Brazilian Guava is native to the Americas, where its natural extension extends from Mexico to Argentina and includes parts of the Caribbean. It has been widely introduced to other parts of the world. It is nationalized in some parts of India.
Può essere un arbusto alto da 1 a 3 metri o un albero che raggiunge i 7 metri. La corteccia e il fogliame sono grigiastri. Le foglie sono lunghe fino a 14 centimetri per 8 di larghezza. Le lame rigide a forma ovale hanno talvolta bordi dentati. Le parti inferiori sono molto ghiandolari e rivestite di peli pallidi o rossastri. I fiori crescono sugli assi delle foglie, singolarmente o in gruppi di fino a 3. Il fiore ha una corolla bianca e molti stami. È fragrante.
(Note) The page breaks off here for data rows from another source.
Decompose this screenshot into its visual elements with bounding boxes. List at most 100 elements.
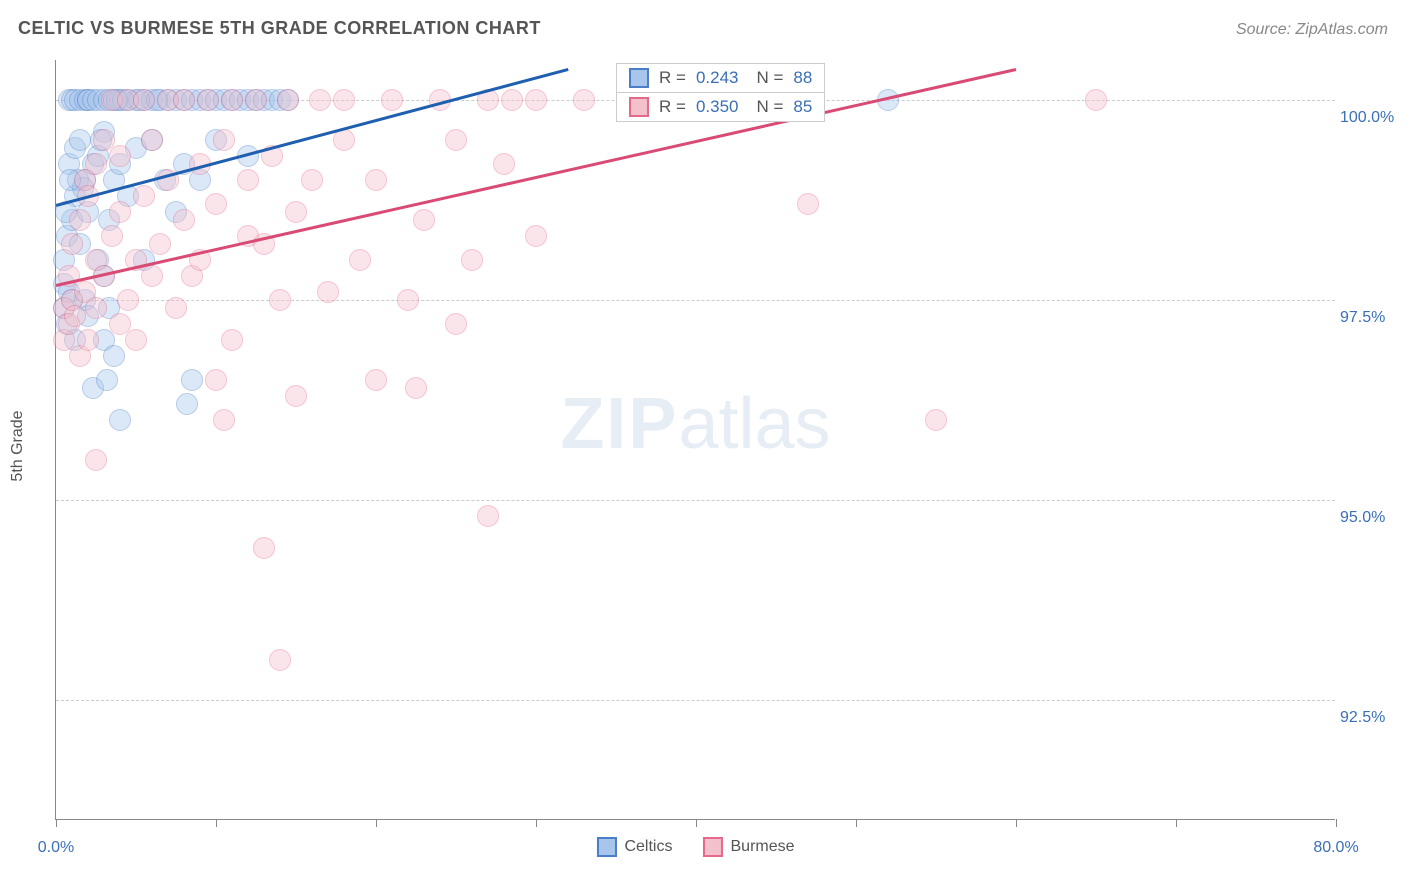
stat-r-value: 0.350 (696, 97, 739, 117)
legend-item: Burmese (702, 837, 794, 857)
x-tick-label: 80.0% (1313, 839, 1358, 857)
data-point (269, 649, 291, 671)
data-point (445, 129, 467, 151)
data-point (349, 249, 371, 271)
stat-n-value: 85 (793, 97, 812, 117)
stat-r-label: R = (659, 68, 686, 88)
legend-label: Burmese (730, 838, 794, 856)
data-point (173, 89, 195, 111)
scatter-plot: ZIPatlas 92.5%95.0%97.5%100.0%0.0%80.0%R… (55, 60, 1335, 820)
data-point (413, 209, 435, 231)
stat-r-value: 0.243 (696, 68, 739, 88)
data-point (381, 89, 403, 111)
data-point (1085, 89, 1107, 111)
data-point (213, 129, 235, 151)
legend-swatch (702, 837, 722, 857)
stats-row: R = 0.243 N = 88 (617, 64, 824, 93)
data-point (109, 409, 131, 431)
data-point (117, 289, 139, 311)
data-point (405, 377, 427, 399)
data-point (109, 145, 131, 167)
data-point (573, 89, 595, 111)
data-point (64, 305, 86, 327)
x-tick (56, 819, 57, 827)
data-point (285, 201, 307, 223)
stat-n-label: N = (756, 68, 783, 88)
data-point (525, 89, 547, 111)
x-tick (1176, 819, 1177, 827)
data-point (85, 297, 107, 319)
data-point (205, 193, 227, 215)
x-tick (376, 819, 377, 827)
data-point (253, 537, 275, 559)
data-point (221, 329, 243, 351)
data-point (365, 369, 387, 391)
stat-r-label: R = (659, 97, 686, 117)
data-point (197, 89, 219, 111)
data-point (501, 89, 523, 111)
data-point (103, 345, 125, 367)
data-point (176, 393, 198, 415)
x-tick (696, 819, 697, 827)
data-point (181, 369, 203, 391)
chart-title: CELTIC VS BURMESE 5TH GRADE CORRELATION … (18, 18, 541, 39)
data-point (96, 369, 118, 391)
data-point (301, 169, 323, 191)
x-tick (536, 819, 537, 827)
data-point (133, 89, 155, 111)
y-axis-label: 5th Grade (9, 410, 27, 481)
source-label: Source: ZipAtlas.com (1236, 21, 1388, 39)
data-point (85, 449, 107, 471)
data-point (309, 89, 331, 111)
data-point (237, 169, 259, 191)
data-point (133, 185, 155, 207)
data-point (221, 89, 243, 111)
legend-swatch (596, 837, 616, 857)
data-point (797, 193, 819, 215)
data-point (285, 385, 307, 407)
data-point (69, 209, 91, 231)
data-point (101, 225, 123, 247)
y-tick-label: 97.5% (1340, 309, 1400, 327)
data-point (397, 289, 419, 311)
y-tick-label: 92.5% (1340, 709, 1400, 727)
data-point (445, 313, 467, 335)
data-point (477, 505, 499, 527)
x-tick (1016, 819, 1017, 827)
data-point (69, 129, 91, 151)
data-point (277, 89, 299, 111)
data-point (109, 201, 131, 223)
series-swatch (629, 68, 649, 88)
data-point (269, 289, 291, 311)
data-point (213, 409, 235, 431)
gridline-h (56, 500, 1335, 501)
data-point (925, 409, 947, 431)
gridline-h (56, 300, 1335, 301)
series-swatch (629, 97, 649, 117)
data-point (85, 153, 107, 175)
data-point (461, 249, 483, 271)
data-point (173, 209, 195, 231)
data-point (333, 89, 355, 111)
data-point (77, 329, 99, 351)
data-point (125, 329, 147, 351)
data-point (149, 233, 171, 255)
watermark: ZIPatlas (560, 383, 830, 465)
data-point (141, 129, 163, 151)
data-point (141, 265, 163, 287)
data-point (493, 153, 515, 175)
x-tick-label: 0.0% (38, 839, 74, 857)
gridline-h (56, 700, 1335, 701)
stats-box: R = 0.243 N = 88 R = 0.350 N = 85 (616, 63, 825, 122)
stat-n-label: N = (756, 97, 783, 117)
data-point (165, 297, 187, 319)
y-tick-label: 100.0% (1340, 109, 1400, 127)
x-tick (1336, 819, 1337, 827)
y-tick-label: 95.0% (1340, 509, 1400, 527)
stat-n-value: 88 (793, 68, 812, 88)
legend-label: Celtics (624, 838, 672, 856)
legend: Celtics Burmese (596, 837, 794, 857)
x-tick (216, 819, 217, 827)
stats-row: R = 0.350 N = 85 (617, 93, 824, 121)
x-tick (856, 819, 857, 827)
The Brazilian Guava are very small (1 cm in diameter) and generally do not exceed the size of a golf ball. The Brazilian guava skin changes from light to golden yellow when it matures. The guaiave emanate a floral aroma and fruity very biting. The pulp is a reflection of the skin; an intense, soft yellow color, with very small seeds very hard. The Brazilian guavas have a sweet tropical flavor similar to ananas, papaya and banana. The whole fruit is edible.
Guava is rich in antioxidants, more than all the other fruits, and contains much more vitamin C than orange; It can also boast a high amount of dietary fiber and a substantial presence of minerals including magnesium, potassium, calcium, copper and phosphorus. Guava seeds have a very good vitamin A content, vitamins of the B complex, vitamin E and iodine. Guava leaves are rich in chlorophyll.
The plant grows better on sunny sites with humid and fertile soils, but is tolerant to a wide range of conditions and can grow in troubled areas and difficult soils. It does not tolerate salinity or flooded substrates. In Brazil it is more common in coastal areas.